Accurate modeling of a truck tire for predicting dynamic characteristics requires an adequate representa- tion of its composite plies. This study compares two approaches in modeling the multi-layered structure of a rolling radial-ply truck tire using LS-DYNA. In the first approach, different layers in the tire structure are modeled using individual elements; whereas, in the second, all layers are represented by a single element with layered configuration managed by the PART_COMPOSITE keyword.

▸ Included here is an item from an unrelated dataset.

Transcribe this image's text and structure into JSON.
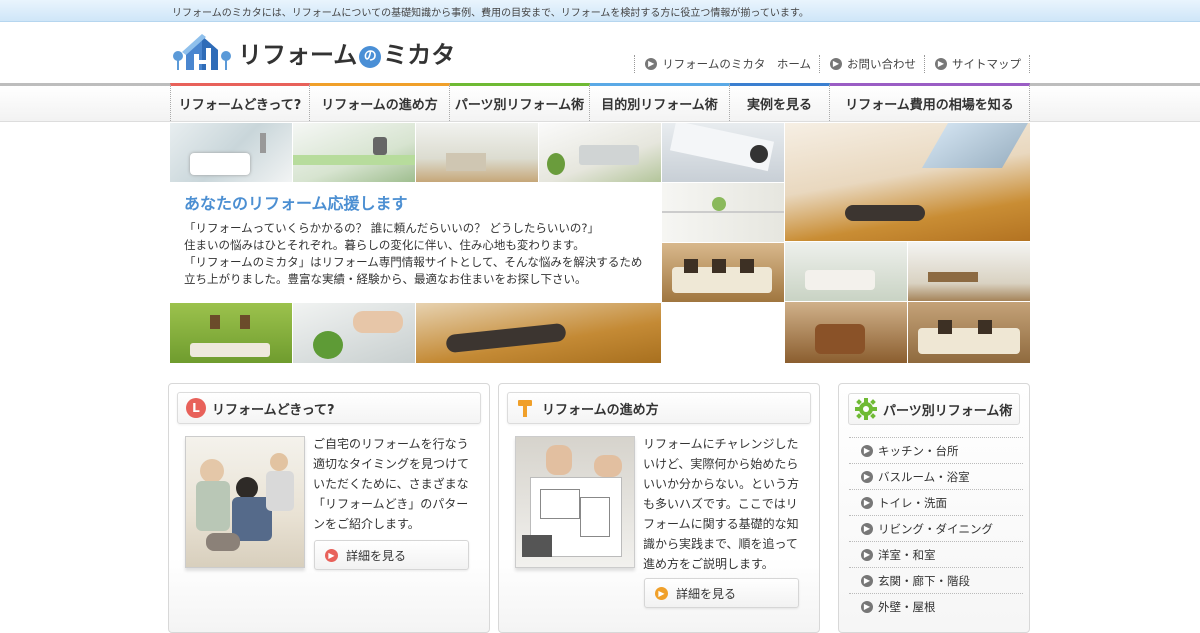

Hence, in this article, these tire models are named as the Individual-Element (IE) model versus the Part-Composite (PC) model. In the Individual-Element (IE) model, the carcass and belt plies are formulated using layers of isotropic solids representing rubber matrix, together with separate layers of orthotropic shells describing fiber-reinforced composite plies. In the Part-Composite (PC) model, however, the carcass and belt plies are simplified to a single layer made of shell elements with layered configuration using the PART_COMPOSITE keyword. This keyword allows to define stacks of plies with pertinent material properties, thicknesses and fiber orientations to manage the integration rule through the thickness of a composite part. The Part-Composite (PC) model was then verified to be in reasonable agreement with the Individual-Element (IE) model in predicting the load-deflection, cornering force/moment and modal characteristics of a truck tire. The validities of the tire models are also evaluated by comparing their simulation results with the reported experimental data. The Individual-Element (IE) model has the potential to be applied as a reliable virtual tool to study the influences of various operating and design parameters upon the tire dynamic characteristics. However, the large num- ber of elements in such a detailed model makes it computationally expensive. With the Part-Composite (PC) model, the computational efficiency was remarkably improved since replacing several individual elements with one layered element reduced the total number of elements and thus the computational demand.